Thanks. For mv, the problem is that the first column is a numeric id column. The following code works for me:
import pandas as pd
from flaml import AutoML
from sklearn.model_selection import train_test_split
df = pd.read_csv('mv.csv', index_col=0)
X, y = df.drop('target', axis=1), df['target']
X_train, X_test, y_train, y_test = train_test_split(X, y, random_state=123)
automl_model = AutoML()
automl_model.fit(X_train, y_train, task='regression',
time_budget=300,
retrain_full='budget',
verbose=3, metric='r2')
Thanks for your reply, @sonichi . I find it weird because FLAML worked for me on the housing prices datasets (CSV link), which also has the first column as ID. Also, would this issue happen if the ID column was not the first one?

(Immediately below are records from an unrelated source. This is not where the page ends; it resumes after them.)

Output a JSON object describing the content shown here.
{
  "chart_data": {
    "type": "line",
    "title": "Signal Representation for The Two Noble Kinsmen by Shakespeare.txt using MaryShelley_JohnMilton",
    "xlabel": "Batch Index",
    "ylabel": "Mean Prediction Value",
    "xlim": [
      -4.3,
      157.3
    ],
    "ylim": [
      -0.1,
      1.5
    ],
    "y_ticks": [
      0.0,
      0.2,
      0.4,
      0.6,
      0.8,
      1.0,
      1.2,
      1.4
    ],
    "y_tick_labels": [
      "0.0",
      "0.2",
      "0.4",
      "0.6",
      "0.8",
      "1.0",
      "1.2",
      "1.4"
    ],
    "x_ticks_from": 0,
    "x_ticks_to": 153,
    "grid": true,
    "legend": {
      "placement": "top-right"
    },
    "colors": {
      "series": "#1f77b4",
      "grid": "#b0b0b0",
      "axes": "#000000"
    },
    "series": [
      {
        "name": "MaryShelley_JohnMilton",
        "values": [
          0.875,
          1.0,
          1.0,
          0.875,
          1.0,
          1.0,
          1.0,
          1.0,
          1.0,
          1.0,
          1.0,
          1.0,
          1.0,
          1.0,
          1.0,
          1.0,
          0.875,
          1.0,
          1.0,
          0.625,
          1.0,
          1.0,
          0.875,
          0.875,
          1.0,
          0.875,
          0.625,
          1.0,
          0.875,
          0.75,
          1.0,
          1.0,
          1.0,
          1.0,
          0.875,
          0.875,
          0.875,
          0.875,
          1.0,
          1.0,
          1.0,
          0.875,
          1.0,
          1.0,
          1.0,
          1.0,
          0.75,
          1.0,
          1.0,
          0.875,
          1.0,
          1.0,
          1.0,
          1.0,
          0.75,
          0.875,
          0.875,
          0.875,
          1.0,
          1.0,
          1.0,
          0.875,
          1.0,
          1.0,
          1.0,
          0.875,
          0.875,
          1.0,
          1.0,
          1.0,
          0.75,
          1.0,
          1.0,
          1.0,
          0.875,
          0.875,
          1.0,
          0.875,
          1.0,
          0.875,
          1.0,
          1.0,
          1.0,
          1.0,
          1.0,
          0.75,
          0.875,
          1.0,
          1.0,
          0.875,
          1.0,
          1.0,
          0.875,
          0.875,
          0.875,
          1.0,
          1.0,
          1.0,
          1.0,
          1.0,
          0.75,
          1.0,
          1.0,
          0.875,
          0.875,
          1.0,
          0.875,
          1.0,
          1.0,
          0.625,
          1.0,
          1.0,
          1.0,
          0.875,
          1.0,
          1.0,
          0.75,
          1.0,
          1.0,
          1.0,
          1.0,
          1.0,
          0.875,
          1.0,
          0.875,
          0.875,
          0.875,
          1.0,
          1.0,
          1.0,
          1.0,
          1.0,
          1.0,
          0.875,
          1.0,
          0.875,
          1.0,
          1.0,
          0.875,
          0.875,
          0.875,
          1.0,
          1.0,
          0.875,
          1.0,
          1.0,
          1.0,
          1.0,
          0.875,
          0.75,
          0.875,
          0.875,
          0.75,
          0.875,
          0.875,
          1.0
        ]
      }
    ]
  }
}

Thanks for your reply, @sonichi . I find it weird because FLAML worked for me on the housing prices datasets (CSV link), which also has the first column as ID. Also, would this issue happen if the ID column was not the first one?
It "worked" because the first column is named, but the ID column is still used as a feature column which it shouldn't. So for housing price datasets using index_col=0 should give you better performance.
The LightGBMError is raised because the first column is unnamed in mv. So mv has two issues, and index_col=0 solves both.
I see, thanks, @sonichi . Can this be automated somehow? i.e. detecting which columns in a dataset is an index column?
I see, thanks, @sonichi . Can this be automated somehow? i.e. detecting which columns in a dataset is an index column?
It's an open question. The hard part is to be correct in all the cases.